Since the start of February USD/JPY is down more than 1400 pips. For those of you in the lottery business — congratulations. Your once in longtime payout has hit paydirt. You can take your bow and walk off the stage with pockets full of profits. But if you are in the insurance business then this is definitely not the time to play.
Trading at its core is a very simple business. You only have two choices: Trend and Anti-trend. Every time you bet you are effectively predicting one of two possible paths — the next move will be the continuation of the present one or it will be a reversal of it.
Since trends are much rarer than ranges all of trading essentially devolves into two models — the lottery model where you make many small bets and lose most of them with the hope of hitting a ten bagger trade on just one of your tries and the insurance model where you win almost all your small bets and try take as few big losses as possible.
Most gurus teach the lottery model, but in real life especially in day trading the lottery model fails miserably. Since most of the currency dealers operate on the insurance model lottery traders become an easy opportunity to make money as market makers run stops day in and day out slowly collecting all of the lottery capital.
So in my chat room we trade the insurance model. We bet on anti-trend. We trade with negative risk to reward ratios and we try to win more than 75% of the time. So far so good. After more than a year of trading we are up in double digits while drawing down less than 3%. John Hancock would be proud. This year many of the new traders in my room are trading much better than me having fully absorbed my “insurance” principles and some are up 30% already.

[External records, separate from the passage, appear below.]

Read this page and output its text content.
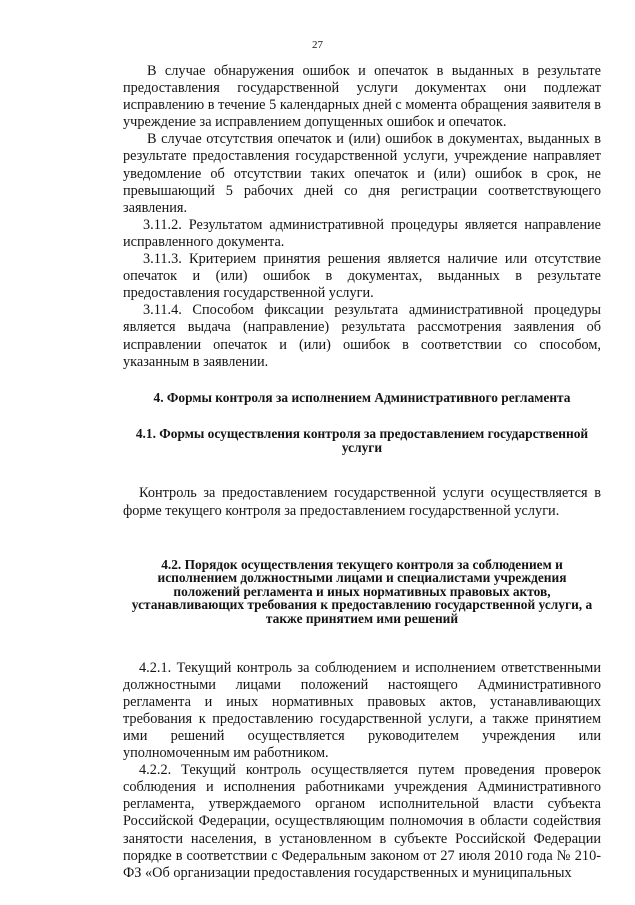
27

В случае обнаружения ошибок и опечаток в выданных в результате предоставления государственной услуги документах они подлежат исправлению в течение 5 календарных дней с момента обращения заявителя в учреждение за исправлением допущенных ошибок и опечаток.

В случае отсутствия опечаток и (или) ошибок в документах, выданных в результате предоставления государственной услуги, учреждение направляет уведомление об отсутствии таких опечаток и (или) ошибок в срок, не превышающий 5 рабочих дней со дня регистрации соответствующего заявления.

3.11.2. Результатом административной процедуры является направление исправленного документа.

3.11.3. Критерием принятия решения является наличие или отсутствие опечаток и (или) ошибок в документах, выданных в результате предоставления государственной услуги.

3.11.4. Способом фиксации результата административной процедуры является выдача (направление) результата рассмотрения заявления об исправлении опечаток и (или) ошибок в соответствии со способом, указанным в заявлении.

4. Формы контроля за исполнением Административного регламента

4.1. Формы осуществления контроля за предоставлением государственной услуги

Контроль за предоставлением государственной услуги осуществляется в форме текущего контроля за предоставлением государственной услуги.

4.2. Порядок осуществления текущего контроля за соблюдением и исполнением должностными лицами и специалистами учреждения положений регламента и иных нормативных правовых актов, устанавливающих требования к предоставлению государственной услуги, а также принятием ими решений

4.2.1. Текущий контроль за соблюдением и исполнением ответственными должностными лицами положений настоящего Административного регламента и иных нормативных правовых актов, устанавливающих требования к предоставлению государственной услуги, а также принятием ими решений осуществляется руководителем учреждения или уполномоченным им работником.

4.2.2. Текущий контроль осуществляется путем проведения проверок соблюдения и исполнения работниками учреждения Административного регламента, утверждаемого органом исполнительной власти субъекта Российской Федерации, осуществляющим полномочия в области содействия занятости населения, в установленном в субъекте Российской Федерации порядке в соответствии с Федеральным законом от 27 июля 2010 года № 210-ФЗ «Об организации предоставления государственных и муниципальных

But there is a time when the insurance model of day trading fails miserably. When volatility spikes and trends take over, trading against the move is a sucker bet. Volatility is exactly like a hurricane. It’s basically when price just like wind starts to move at 3, 5, 10 times its normal rate. The cardinal rule in the insurance business is that you don’t sell policies as the wind starts to blow and you certainly don’t stand in the middle of a full blown hurricane offering to cover the damage. Which is why when Yen went crazy, the first thing we did in our chat room was step away which was probably the best decision we made all week.